Work has a different meaning for those of us retired from regular employment. Just figuring out how to get to a doctor’s appointment or to the grocery store can be a chore for someone who can no longer drive. Finding someone to mow the lawn or clean the house or shovel the snow is a different kind of work. Managing alone, living in an empty house, after decades of vibrant family life. Retirement is not all days on the golf course.
For my family all the days of this past year have unspooled from the last week-end of last January, the bittersweet days when we gathered around Wally, to physically care for him, to open our hearts to him and to each other, to say good-bye to the man who was at the center of our lives. That experience is one that will never leave us, his sons, their wives, our grandchildren, and especially me.

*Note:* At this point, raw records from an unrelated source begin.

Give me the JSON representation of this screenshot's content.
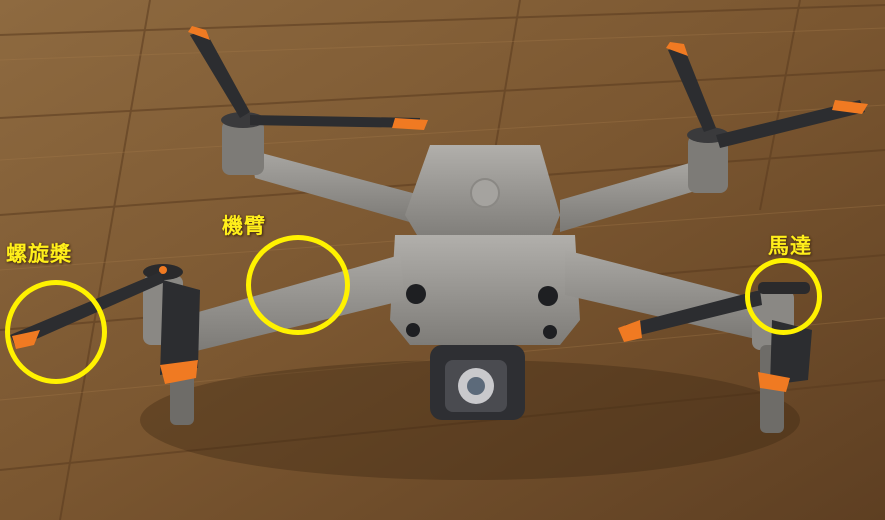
{
  "labels": {
    "propeller": "螺旋槳",
    "arm": "機臂",
    "motor": "馬達"
  },
  "colors": {
    "callout": "#fff200",
    "label_text": "#ffef1a",
    "floor": "#8a6238",
    "drone_body": "#9a9894",
    "propeller": "#2c2d30",
    "prop_tip": "#f07a22"
  }
}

We were joined during those days by so many of you, our neighbors, friends and extended family. He, and we, were blessed by that experience.
And then, as if made hyper-aware of the reality of death (easy to push it to the back of our minds when it’s not front-and-center), it seemed as if every other household held a new-made widow or widower. It was no epidemic, just the regular ticking away of time and circumstance taking people from the circle of their loved ones.

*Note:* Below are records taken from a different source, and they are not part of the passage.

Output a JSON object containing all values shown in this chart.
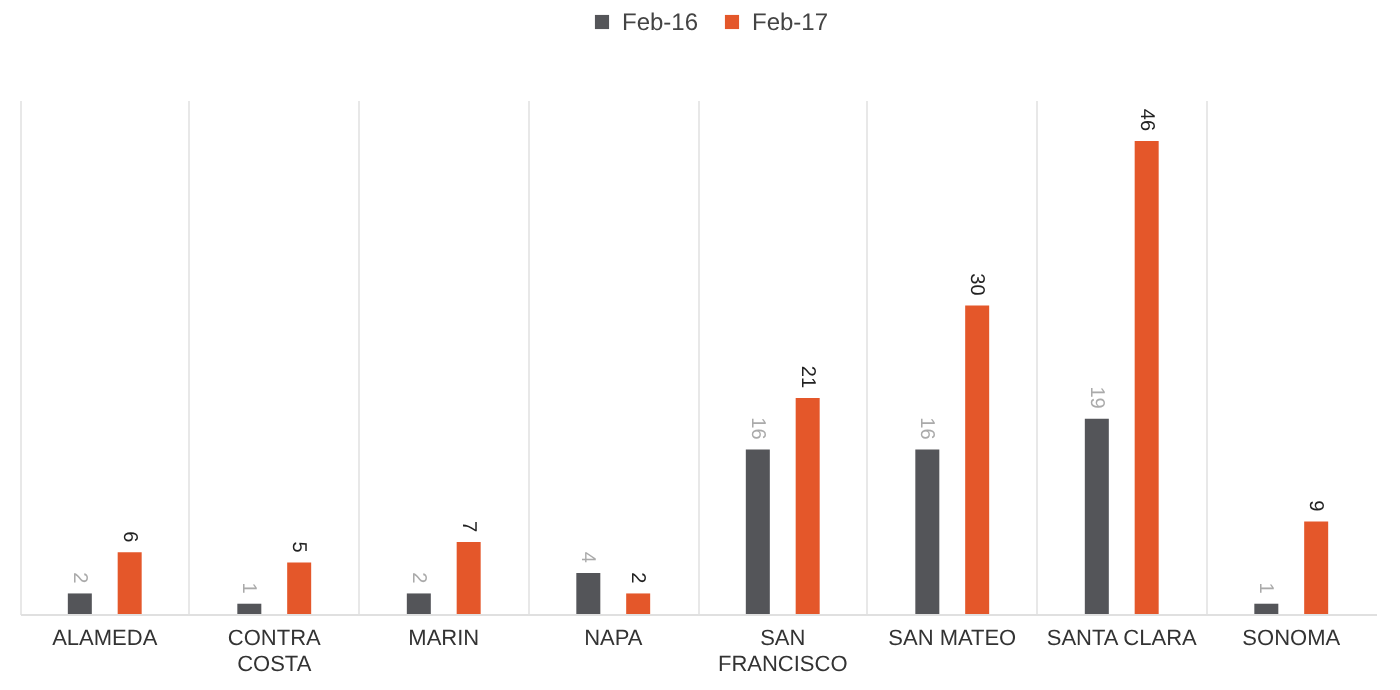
{
  "chart_data": {
    "type": "bar",
    "categories": [
      "ALAMEDA",
      "CONTRA COSTA",
      "MARIN",
      "NAPA",
      "SAN FRANCISCO",
      "SAN MATEO",
      "SANTA CLARA",
      "SONOMA"
    ],
    "series": [
      {
        "name": "Feb-16",
        "color": "#545559",
        "values": [
          2,
          1,
          2,
          4,
          16,
          16,
          19,
          1
        ]
      },
      {
        "name": "Feb-17",
        "color": "#e4572a",
        "values": [
          6,
          5,
          7,
          2,
          21,
          30,
          46,
          9
        ]
      }
    ],
    "data_labels": true,
    "legend": "top",
    "grid": "x"
  }
}
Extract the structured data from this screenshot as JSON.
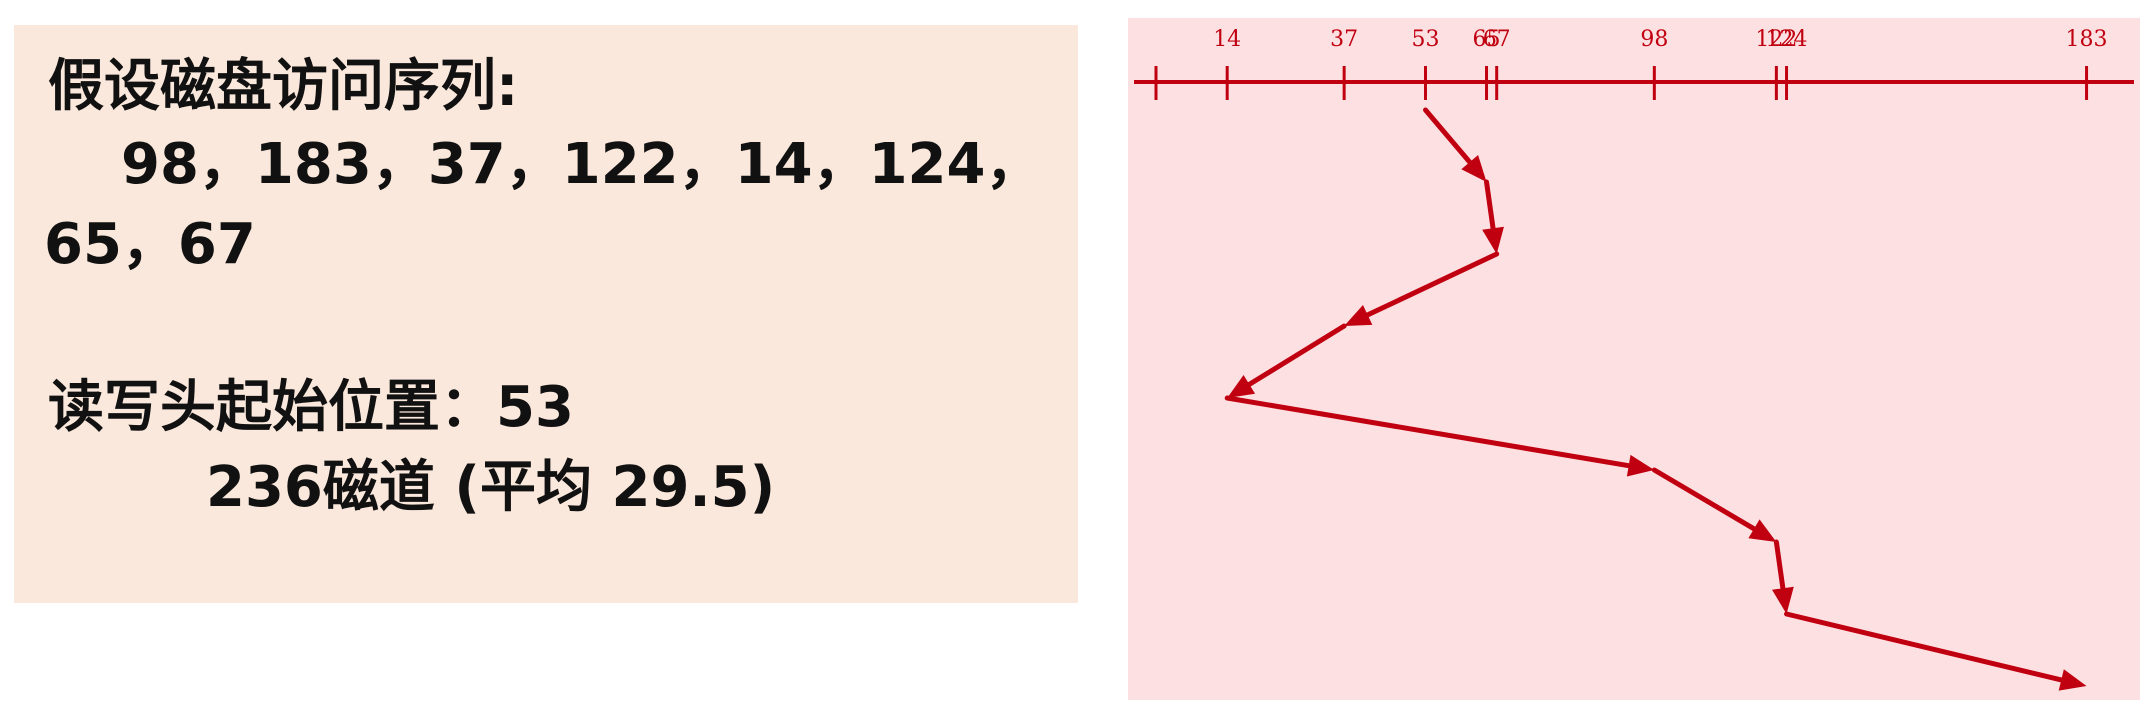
{
  "text_panel": {
    "heading": "假设磁盘访问序列:",
    "sequence_line1": "98，183，37，122，14，124，",
    "sequence_line2": "65，67",
    "start_label": "读写头起始位置：53",
    "result": "236磁道 (平均 29.5)"
  },
  "diagram": {
    "color": "#c00010",
    "axis_min": 0,
    "axis_max": 199,
    "ticks": [
      0,
      14,
      37,
      53,
      65,
      67,
      98,
      122,
      124,
      183
    ],
    "tick_labels": [
      "14",
      "37",
      "53",
      "65",
      "67",
      "98",
      "122",
      "124",
      "183"
    ],
    "path": [
      53,
      65,
      67,
      37,
      14,
      98,
      122,
      124,
      183
    ]
  }
}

It‘s what I love best about our small town. We know each other in surprising ways. We notice cars in driveways, often know who’s staying with whom, or think we do. We needn’t even really be acquainted to know who lives in the house around the corner, or who owns a business we frequent, or who has suffered a terrible loss.

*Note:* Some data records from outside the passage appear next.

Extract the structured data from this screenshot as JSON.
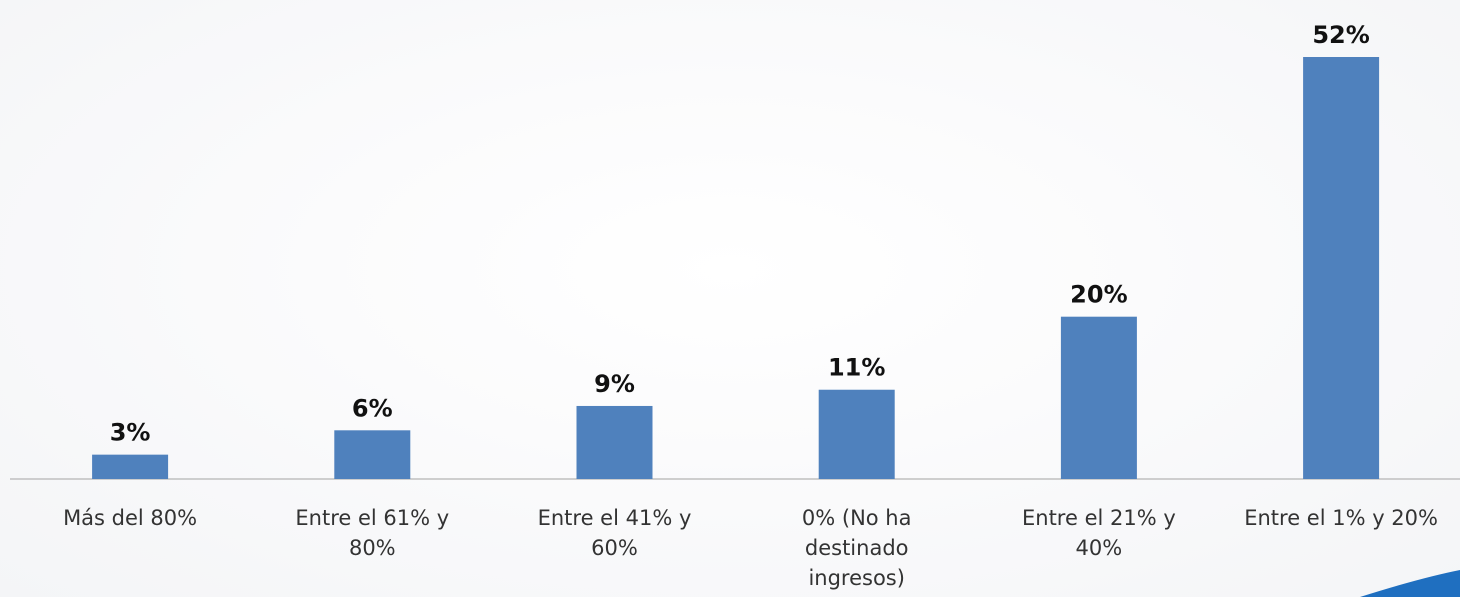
{
  "chart_data": {
    "type": "bar",
    "categories": [
      "Más del 80%",
      "Entre el 61% y 80%",
      "Entre el 41% y 60%",
      "0% (No ha destinado ingresos)",
      "Entre el 21% y 40%",
      "Entre el 1% y 20%"
    ],
    "values": [
      3,
      6,
      9,
      11,
      20,
      52
    ],
    "value_labels": [
      "3%",
      "6%",
      "9%",
      "11%",
      "20%",
      "52%"
    ],
    "color": "#4f81bd",
    "grid": false
  }
}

I can’t imagine living anywhere else.
LCS News
The LCS girls’ and boys’ basketball teams play Hope at Hope on Wednesday, starting at 3:45 p.m. Girls play first.
The eighth grade’s winter bottle drive will be this coming Saturday, Jan. 6 starting at 9 a.m. Please have your returnables bagged and out by the road by 9. Thanks in advance from the eighth grade!
Library News
Everyone is invited to an illustrated talk by Tyler Dunham and Seth Brown on their new book “The Cuba Unknown” on Wednesday, January 3, 7 p.m. at the Lincolnville Community Library.
Tyler and Seth are part of Makewild, a team of documentary filmmakers and photographers that also includes Marco Bava and Corey McLean. Tyler, Seth and Corey – Lincolnville childhood friends -- spent five months in Cuba over the past two years filming a feature about surfing on the island. They’ve gathered the beautiful photos they took and stories they collected into a book that includes treasure maps and travel tips for visitors. They’ll be signing copies of their book that evening.
Family music program
Jessica Day will be at the library for another Midcoast Music Together program on Friday, January 5 at 11 a.m. This is a wonderful time for families with children up to age five to enjoy singing, dancing and playing simple musical instruments. The program will continue on the first Friday of the month through June.
Citrus Order
Once again this winter, as they have for many years, Camden’s Seventh Day Adventist Church is selling boxes of citrus fruit shipped to them from southern regions, this year from Texas. You can order a whole or half box, as well as a mixed box of oranges, grapefruits, mandarins, etc. The monthly order is delivered to their church on Camden Street (the left turn just before Hannaford’s). Order by email.
Condolences
Sympathy to the family, friends and students of Donna Heal, long-time Lincolnville resident and CHRHS math teacher. Donna passed away after a long illness a week or so before Christmas.